Ancien élève de l’Institut National des Études Territoriales (promotion Jean Vilar), titulaire d’un certificat d’études supérieures de gestion de l’ESSEC, Éric Ardouin fut notamment DGS des départements d’Ille-et-Vilaine (2004-2011) et de Loire-Atlantique (2011-2014), puis DGS de Bordeaux Métropole et de la Ville de Bordeaux (2014-2021), avant de rejoindre Toulouse en 2021. Il est également l’auteur d’un ouvrage « Le management public des territoires », publié en 2012 aux Éditions de l’Aube.
Ce qui nous a séduit dans l’entretien que nous avons eu avec Éric Ardouin, c’est qu’il s’agit d’un manager qui développe une philosophie de l’action, qui réfléchit sur la manière dont il conduit son action et en tire des enseignements pour améliorer encore son pilotage. Deux exemples qui nous ont particulièrement convaincus : savoir perdre du temps pour mieux en gagner (« la construction collective nécessite du temps ») dans une époque d’instantanéité où l’on s’imagine trop souvent qu’une réforme peut être conduite dans des délais records et qu’elle peut produire des effets immédiats, et la nécessité de bien appréhender le contexte (valeurs, culture, histoire, etc.) de l’organisation au sein de laquelle doit être menée la réforme. Bref, pas de recettes, mais bien comprendre son environnement avant d’agir.

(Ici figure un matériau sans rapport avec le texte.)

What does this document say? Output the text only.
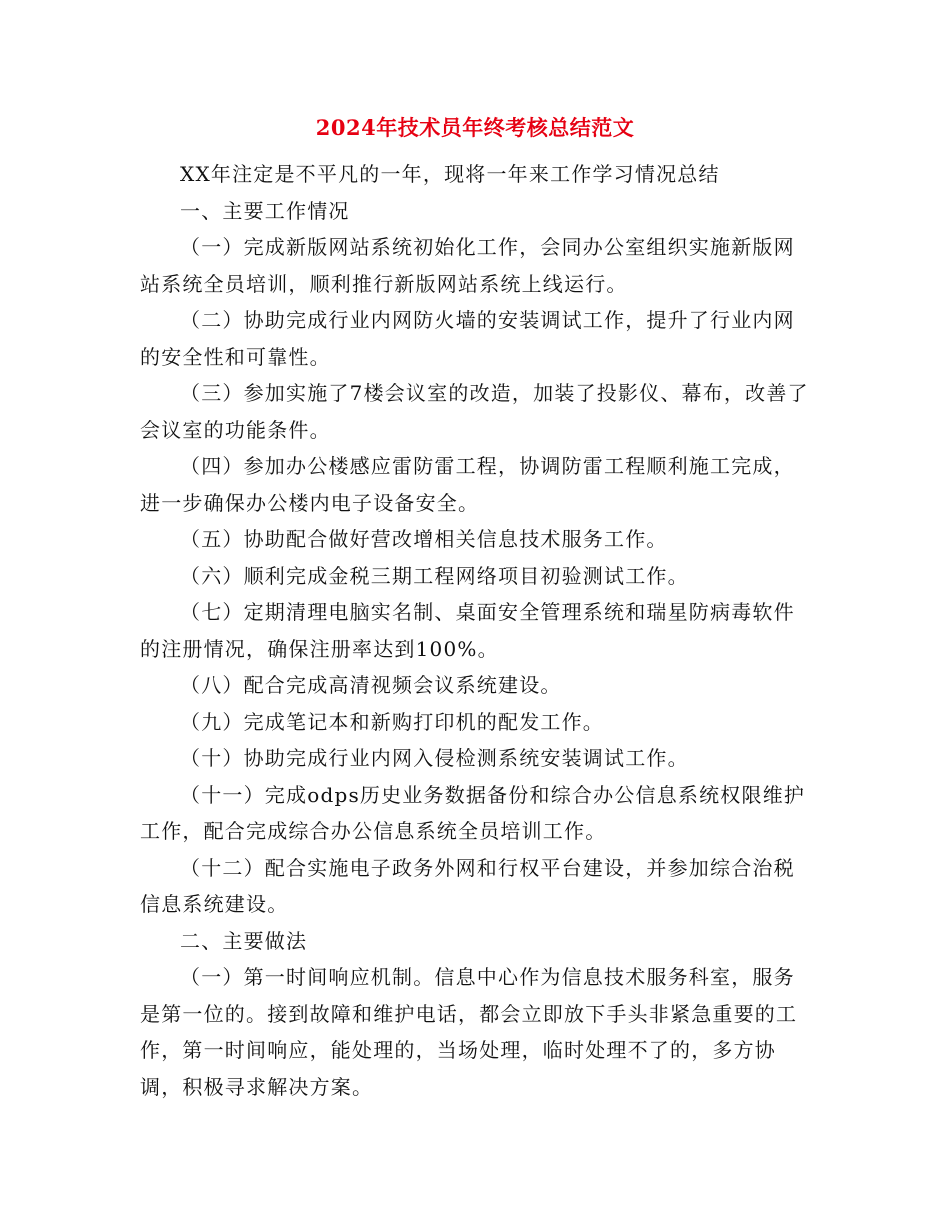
2024年技术员年终考核总结范文

XX年注定是不平凡的一年，现将一年来工作学习情况总结

一、主要工作情况

（一）完成新版网站系统初始化工作，会同办公室组织实施新版网站系统全员培训，顺利推行新版网站系统上线运行。

（二）协助完成行业内网防火墙的安装调试工作，提升了行业内网的安全性和可靠性。

（三）参加实施了7楼会议室的改造，加装了投影仪、幕布，改善了会议室的功能条件。

（四）参加办公楼感应雷防雷工程，协调防雷工程顺利施工完成，进一步确保办公楼内电子设备安全。

（五）协助配合做好营改增相关信息技术服务工作。

（六）顺利完成金税三期工程网络项目初验测试工作。

（七）定期清理电脑实名制、桌面安全管理系统和瑞星防病毒软件的注册情况，确保注册率达到100%。

（八）配合完成高清视频会议系统建设。

（九）完成笔记本和新购打印机的配发工作。

（十）协助完成行业内网入侵检测系统安装调试工作。

（十一）完成odps历史业务数据备份和综合办公信息系统权限维护工作，配合完成综合办公信息系统全员培训工作。

（十二）配合实施电子政务外网和行权平台建设，并参加综合治税信息系统建设。

二、主要做法

（一）第一时间响应机制。信息中心作为信息技术服务科室，服务是第一位的。接到故障和维护电话，都会立即放下手头非紧急重要的工作，第一时间响应，能处理的，当场处理，临时处理不了的，多方协调，积极寻求解决方案。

Deux expériences assez similaires m’ont particulièrement marqué : alors que j’étais directeur général des services départementaux d’Ille-et-Vilaine, puis de Loire-Atlantique, nous avons procédé à la déconcentration de nos administrations. C’était une commande des Présidents de ces deux collectivités, qui souhaitaient rapprocher l’administration du terrain et des élus locaux.
Les services étaient jusqu’alors pour l’essentiel très centralisés et organisés dans une logique de « silos » juxtaposés les uns aux autres, et plutôt implantés dans le chef-lieu du département. Il s’agissait, pour tous ceux dont les fonctions avaient un impact sur la vie locale, de les placer sous une même hiérarchie dans des unités territoriales, quelles que soient les politiques publiques auxquelles ils participaient.
Une déconcentration des services donc, qui s’accompagnait de la création de « réseaux-métiers » transversaux : tous ceux qui assuraient des fonctions similaires ou géraient les mêmes politiques publiques y échangeaient régulièrement pour résoudre les problèmes de manière horizontale et assurer la cohérence et l’équité de l’action sur la totalité du territoire départemental, qu’ils soient travailleurs sociaux, techniciens en charge des routes et des équipements, ou responsables des services – ressources (RH, finances, achats…).
Quels étaient les objectifs recherchés ?
Du point de vue politique, l’idée était de renforcer la présence des services sur les territoires, avec tous les effets induits que cela engendre : compréhension et adaptation aux spécificités locales, relation de proximité avec les acteurs locaux, qu’il s’agisse des habitants, des associations, des entreprises ou des élus locaux.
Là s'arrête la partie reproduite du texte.